In reality, Malevich was arrested and imprisoned for two months in 1930 on suspicion of espionage, following his trip to Poland and Germany in 1927. However, after his release, he was not “banned” from artistic life. In 1931, he worked on sketches for the mural decoration of the Red Theater in Leningrad. In 1932, he was appointed head of the Experimental Laboratory at the Russian Museum. That same year, his works were included in the exhibition Art of the Era of Imperialism, and he participated in the anniversary show Artists of the RSFSR Over 15 Years, where he exhibited the fourth version of his legendary Black Square.
Contrary to MNAC’s claim, Malevich was not “forced to flee” to Kyiv (notably, the museum uses the Russian spelling of the city’s name). He taught at the Kyiv Art Institute from 1927 until early 1930. While he published articles in the Kharkiv-based journal Nova Heneratsiia, he neither relocated to the then-capital of Soviet Ukraine nor ever visited the city in his lifetime.
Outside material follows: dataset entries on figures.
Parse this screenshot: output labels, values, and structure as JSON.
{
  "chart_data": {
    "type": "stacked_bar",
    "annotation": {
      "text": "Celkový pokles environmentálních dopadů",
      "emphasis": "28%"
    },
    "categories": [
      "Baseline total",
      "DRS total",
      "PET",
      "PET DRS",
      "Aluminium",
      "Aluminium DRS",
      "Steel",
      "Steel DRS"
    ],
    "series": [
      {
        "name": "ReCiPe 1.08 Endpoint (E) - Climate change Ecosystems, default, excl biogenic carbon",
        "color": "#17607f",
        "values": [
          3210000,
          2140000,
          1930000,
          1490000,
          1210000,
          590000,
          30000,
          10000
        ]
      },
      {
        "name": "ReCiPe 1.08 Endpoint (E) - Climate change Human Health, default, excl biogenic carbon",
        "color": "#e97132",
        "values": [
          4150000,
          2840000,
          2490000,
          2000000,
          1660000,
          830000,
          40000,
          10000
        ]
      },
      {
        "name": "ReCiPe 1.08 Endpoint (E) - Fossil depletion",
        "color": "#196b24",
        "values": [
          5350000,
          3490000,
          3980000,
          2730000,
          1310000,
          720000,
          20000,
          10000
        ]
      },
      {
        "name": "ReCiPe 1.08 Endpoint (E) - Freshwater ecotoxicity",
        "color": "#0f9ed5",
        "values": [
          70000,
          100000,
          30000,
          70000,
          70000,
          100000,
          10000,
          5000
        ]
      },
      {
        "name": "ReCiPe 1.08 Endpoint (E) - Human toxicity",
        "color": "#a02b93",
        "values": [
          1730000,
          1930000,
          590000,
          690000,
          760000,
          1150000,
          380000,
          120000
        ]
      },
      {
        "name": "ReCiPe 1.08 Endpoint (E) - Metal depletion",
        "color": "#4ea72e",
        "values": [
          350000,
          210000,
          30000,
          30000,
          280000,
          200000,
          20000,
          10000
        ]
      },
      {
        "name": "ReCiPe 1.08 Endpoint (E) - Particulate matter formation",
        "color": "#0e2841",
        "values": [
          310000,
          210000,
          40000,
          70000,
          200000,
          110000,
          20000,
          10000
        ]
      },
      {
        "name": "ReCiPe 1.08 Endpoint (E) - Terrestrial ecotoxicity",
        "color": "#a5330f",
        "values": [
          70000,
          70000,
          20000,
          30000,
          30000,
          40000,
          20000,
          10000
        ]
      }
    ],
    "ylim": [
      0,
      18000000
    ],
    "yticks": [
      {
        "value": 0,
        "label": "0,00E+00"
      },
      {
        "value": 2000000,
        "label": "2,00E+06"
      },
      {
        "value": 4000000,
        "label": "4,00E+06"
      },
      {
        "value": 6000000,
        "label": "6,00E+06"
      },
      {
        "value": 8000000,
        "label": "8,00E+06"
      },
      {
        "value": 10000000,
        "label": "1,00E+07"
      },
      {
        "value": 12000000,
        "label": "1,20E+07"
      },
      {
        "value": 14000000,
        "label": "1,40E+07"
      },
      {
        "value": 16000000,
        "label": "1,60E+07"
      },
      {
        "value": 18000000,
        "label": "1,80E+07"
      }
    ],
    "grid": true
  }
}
The announcement also states that the three previously unknown paintings exhibited at MNAC “survived in the face of Soviet Formalism.” However, it appears the museum officials misunderstood the term. Malevich’s works did not survive in opposition to Soviet Formalism—they were, in fact, labeled by Soviet authorities as examples of Formalism itself, a pejorative used to denounce modernist experimentation.
These historical misinterpretations suggest a lack of expertise not only in the biography of Malevich but also in the broader context of Soviet modernism. Nevertheless, the museum saw fit to exhibit three canvases attributed to Malevich, despite their incomplete and unverifiable provenance—and despite the absence of any documentation from the artist’s lifetime confirming their authenticity.
Funnily enough, the curators attempted to shield themselves from criticism by asserting that “the preconception that the art world operates with a general and unique set of standards: cultural expertise and curatorial strategies are operating today in nuanced environments, where the behavioral patterns of the (former) colonial West should be used with caution.”
This rhetorical move appears designed to deflect legitimate concerns by framing skepticism toward the exhibition’s scholarly rigor as a symptom of outdated Western curatorial norms. However, invoking postcolonial discourse in this context does little to justify the presentation of works with questionable provenance—or to excuse the curators’ evident unfamiliarity with their subject matter.
This attempt at “decolonization” is especially ironic—not only because the name of Dmytro Horbachev, the Ukrainian art historian who attributed the newly surfaced canvases to Malevich, is spelled in the Russian manner, but also because he is described in the catalogue as an expert on the “Russian avant-garde”—a designation that is, at best, problematic in the context of contemporary Ukrainian discourse.
The curators at MNAC appear not to grasp that the opinion of a single aging Ukrainian art historian is insufficient to establish the authenticity of works attributed to Malevich—especially in the absence of consensus from internationally recognized experts.
The Bucharest museum has also shown impressive boldness in challenging another “behavioral pattern of the (former) colonial West”: the notion of conflict of interest. Kazimir Malevich: Outliving History is, after all, sponsored by a dental clinic owned by the collector who possesses the three paintings attributed to Malevich.
In rejecting the “outdated” conventions of curatorial practice—such as rigorous research into provenance and authenticity—the curators at MNAC seem to have overlooked the fact that showcasing “unknown masterpieces” does not necessarily enhance a museum’s credibility. One need only recall the 2018 exhibition of twenty Russian avant-garde works at the Museum of Fine Arts (MSK) in Ghent, which resulted in the dismissal of director Catherine de Zegher, the confiscation of the exhibited paintings, and the launch of a criminal investigation.